Türkiye’nin dağları aşan dış borcuyla, üretimdeki ithalat bağımlılığı yüzünden rekor düzeylere çıkmış cari açığıyla AB üyelik sürecinin ne alakası var ki zaten? Bunlar hep komünistlerin hüsnü kuruntusu…

Sol kavramlarla ekonomi politikası eleştirisi yapıp ortadaki tabloyu esas olarak Erdoğan ve yandaş sermayeye daraltanların çok büyük bir yanılgı içinde olduğunu düşünüyorum. Türkiye ekonomisine ilişkin temel tercihleri, sanayi üretiminin bugünkü yapısını, Avrupa Birliği üyelik süreci ve sermayenin bu doğrultudaki entegrasyonunu çözümlemeden anlamak da alternatif önermek de imkansız. Çok güçlü bir talep olarak Gümrük Birliği anlaşmasının çöpe atılmasını dile getirmeden başına “halkçı” ibaresi eklenebilecek herhangi bir program önermenin hiçbir gerçekçiliği bulunmuyor. İçine istediğiniz kadar neoliberalizm eleştirisi, emekten yana politikaların gerekliliği gibi kalıplar yerleştirin. Emperyalist rekabetin görece hareket alanı sunduğu 1990’lar ve 2000’lerde bile Türkiye’de bir bölümü geri dönüşsüz tahribat yaratmış bir bağımlılık anlaşmasının bugünün çığrından çıkmış uluslararası sermayeler arası rekabet koşullarında yaratacağı ek yıkım olasılığını da dikkate almak gerekiyor. ABD-İngiltere hattından seçim öncesinde belirginleşen AKP ya da Tayyip Erdoğan “vizesi”nde, Türkiye’nin iç siyasi dengelerinin elverişsizliği kadar emperyalizmin iç dengelerindeki bozulmanın da payı var. ABD’nin AB’den yaptığı otomotiv ürünleri ithalatına ek vergi uygulama olasılığının Türkiye’ye dönük dolaylı etkileri bile ne kastedildiğini anlatmak için yeterli.

‘ÇAĞDAŞLIK’ MİTLERİ: ‘ÖZERK MERKEZ BANKASI’, ‘GERÇEKÇİ PARA POLİTİKASI’
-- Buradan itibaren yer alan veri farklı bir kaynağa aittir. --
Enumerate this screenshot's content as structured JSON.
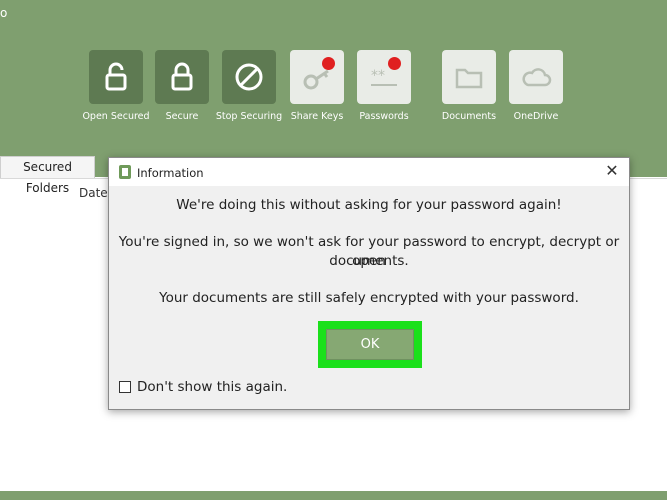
{
  "window": {
    "corner_glyph": "o"
  },
  "ribbon": {
    "buttons": [
      {
        "label": "Open Secured",
        "icon": "open-padlock-icon"
      },
      {
        "label": "Secure",
        "icon": "padlock-icon"
      },
      {
        "label": "Stop Securing",
        "icon": "prohibit-icon"
      },
      {
        "label": "Share Keys",
        "icon": "key-icon"
      },
      {
        "label": "Passwords",
        "icon": "password-icon"
      },
      {
        "label": "Documents",
        "icon": "folder-icon"
      },
      {
        "label": "OneDrive",
        "icon": "cloud-icon"
      }
    ],
    "colors": {
      "background": "#7f9f6f",
      "dark_button": "#5e7a52",
      "light_button": "#e9ece7",
      "badge": "#e02020"
    }
  },
  "tabs": {
    "secured_folders": "Secured Folders"
  },
  "table": {
    "columns": {
      "date": "Date"
    }
  },
  "dialog": {
    "title": "Information",
    "close_glyph": "✕",
    "headline": "We're doing this without asking for your password again!",
    "body_line1": "You're signed in, so we won't ask for your password to encrypt, decrypt or open",
    "body_line2": "documents.",
    "body_line3": "Your documents are still safely encrypted with your password.",
    "ok_label": "OK",
    "dont_show_label": "Don't show this again.",
    "dont_show_checked": false,
    "highlight_color": "#1be01b"
  }
}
Meydanlarda en çok ekonomi konuşuldu. Kurdaki ani yükseliş, artan kırılganlıklarla birlikte seçim programlarına, vaatlerine ekonomi damga vurdu. En sert, en radikal görünen tartışmalar, ayrışmalar ekonomi başlıkları üzerinden döndü. Ama Erdoğan karşıtlığının bir milim dışına taşılmadı. Üstelik doların neredeyse 5 lirayı gördüğü günlerde büyük bir ekonomik çöküş tehdidinin gölgesi altında konuşurken bile düzen siyasetçileri “soğukkanlılığı” elden bırakmadı, seçim vaadi olarak “tolere” edilebilecek, sonradan unutturulabilecek ölçüde bile “taşkınlık” yapmadılar. 
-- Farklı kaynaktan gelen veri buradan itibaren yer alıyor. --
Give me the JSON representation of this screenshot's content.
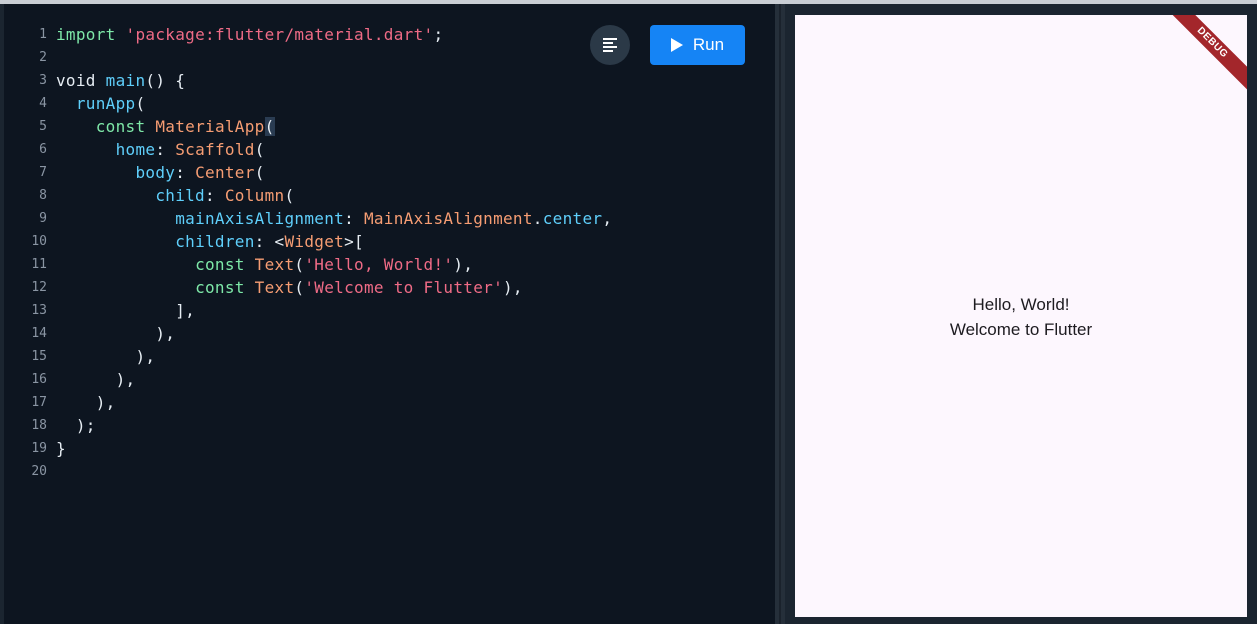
{
  "editor": {
    "lines": [
      {
        "n": "1",
        "tokens": [
          [
            "k",
            "import"
          ],
          [
            "p",
            " "
          ],
          [
            "s",
            "'package:flutter/material.dart'"
          ],
          [
            "p",
            ";"
          ]
        ]
      },
      {
        "n": "2",
        "tokens": []
      },
      {
        "n": "3",
        "tokens": [
          [
            "p",
            "void "
          ],
          [
            "f",
            "main"
          ],
          [
            "p",
            "() {"
          ]
        ]
      },
      {
        "n": "4",
        "tokens": [
          [
            "p",
            "  "
          ],
          [
            "f",
            "runApp"
          ],
          [
            "p",
            "("
          ]
        ]
      },
      {
        "n": "5",
        "tokens": [
          [
            "p",
            "    "
          ],
          [
            "k",
            "const "
          ],
          [
            "c",
            "MaterialApp"
          ],
          [
            "h",
            "("
          ]
        ]
      },
      {
        "n": "6",
        "tokens": [
          [
            "p",
            "      "
          ],
          [
            "f",
            "home"
          ],
          [
            "p",
            ": "
          ],
          [
            "c",
            "Scaffold"
          ],
          [
            "p",
            "("
          ]
        ]
      },
      {
        "n": "7",
        "tokens": [
          [
            "p",
            "        "
          ],
          [
            "f",
            "body"
          ],
          [
            "p",
            ": "
          ],
          [
            "c",
            "Center"
          ],
          [
            "p",
            "("
          ]
        ]
      },
      {
        "n": "8",
        "tokens": [
          [
            "p",
            "          "
          ],
          [
            "f",
            "child"
          ],
          [
            "p",
            ": "
          ],
          [
            "c",
            "Column"
          ],
          [
            "p",
            "("
          ]
        ]
      },
      {
        "n": "9",
        "tokens": [
          [
            "p",
            "            "
          ],
          [
            "f",
            "mainAxisAlignment"
          ],
          [
            "p",
            ": "
          ],
          [
            "c",
            "MainAxisAlignment"
          ],
          [
            "p",
            "."
          ],
          [
            "f",
            "center"
          ],
          [
            "p",
            ","
          ]
        ]
      },
      {
        "n": "10",
        "tokens": [
          [
            "p",
            "            "
          ],
          [
            "f",
            "children"
          ],
          [
            "p",
            ": <"
          ],
          [
            "c",
            "Widget"
          ],
          [
            "p",
            ">["
          ]
        ]
      },
      {
        "n": "11",
        "tokens": [
          [
            "p",
            "              "
          ],
          [
            "k",
            "const "
          ],
          [
            "c",
            "Text"
          ],
          [
            "p",
            "("
          ],
          [
            "s",
            "'Hello, World!'"
          ],
          [
            "p",
            "),"
          ]
        ]
      },
      {
        "n": "12",
        "tokens": [
          [
            "p",
            "              "
          ],
          [
            "k",
            "const "
          ],
          [
            "c",
            "Text"
          ],
          [
            "p",
            "("
          ],
          [
            "s",
            "'Welcome to Flutter'"
          ],
          [
            "p",
            "),"
          ]
        ]
      },
      {
        "n": "13",
        "tokens": [
          [
            "p",
            "            ],"
          ]
        ]
      },
      {
        "n": "14",
        "tokens": [
          [
            "p",
            "          ),"
          ]
        ]
      },
      {
        "n": "15",
        "tokens": [
          [
            "p",
            "        ),"
          ]
        ]
      },
      {
        "n": "16",
        "tokens": [
          [
            "p",
            "      ),"
          ]
        ]
      },
      {
        "n": "17",
        "tokens": [
          [
            "p",
            "    ),"
          ]
        ]
      },
      {
        "n": "18",
        "tokens": [
          [
            "p",
            "  );"
          ]
        ]
      },
      {
        "n": "19",
        "tokens": [
          [
            "p",
            "}"
          ]
        ]
      },
      {
        "n": "20",
        "tokens": []
      }
    ]
  },
  "toolbar": {
    "format_icon": "format-align-left-icon",
    "run_label": "Run",
    "run_icon": "play-icon"
  },
  "preview": {
    "line1": "Hello, World!",
    "line2": "Welcome to Flutter",
    "debug_banner": "DEBUG"
  },
  "colors": {
    "accent": "#1584f5",
    "editor_bg": "#0d1520",
    "preview_bg": "#fdf7fe",
    "debug_banner": "#a3262b"
  }
}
Aksine “ortodoks” ekonomi teorisi ve politikaları, adeta “laiklik” benzeri bir “çağdaşlık” standardı olarak Erdoğan karşıtlarının argümanlarında baş köşeye yerleşti. Güney Kore model alındı, “orta gelir tuzağı”ndan çıkıldı, “üretkenlik artışları” uçuştu, uzay madenciliği yapıldı. Hepsinden daha önemlisi “sıkı para politikası”nın garantisi olarak merkez bankası özerkliği, “imam hatiplerin kapatılması” talebi dile getiriliyormuşçasına ateşli bir söylemle savunuldu. CHP’nin eski bürokrat, teknokrat, akademisyen mahfillerinden İyi Parti’nin ekonomi bürokrasisinden devşirdiği isimlere, İnceci olmakta beis görmeyen bir kısım solcu iktisatçıya İzmir İktisat Kongresi toplayıp sermaye temsilcileriyle ortak, “ileri bilim ve teknoloji”ye dayalı bir ekonomi politikası oluşturulabileceği düşüncesi dillendirildi. 2008 krizi sonrası burjuva iktisadının krizine çıkış ararken ortaya çıkan “ideolojik bulaşıklık” Türkiye ilericisinin üzerine seçim vesilesiyle biraz daha derli toplu boca edildi.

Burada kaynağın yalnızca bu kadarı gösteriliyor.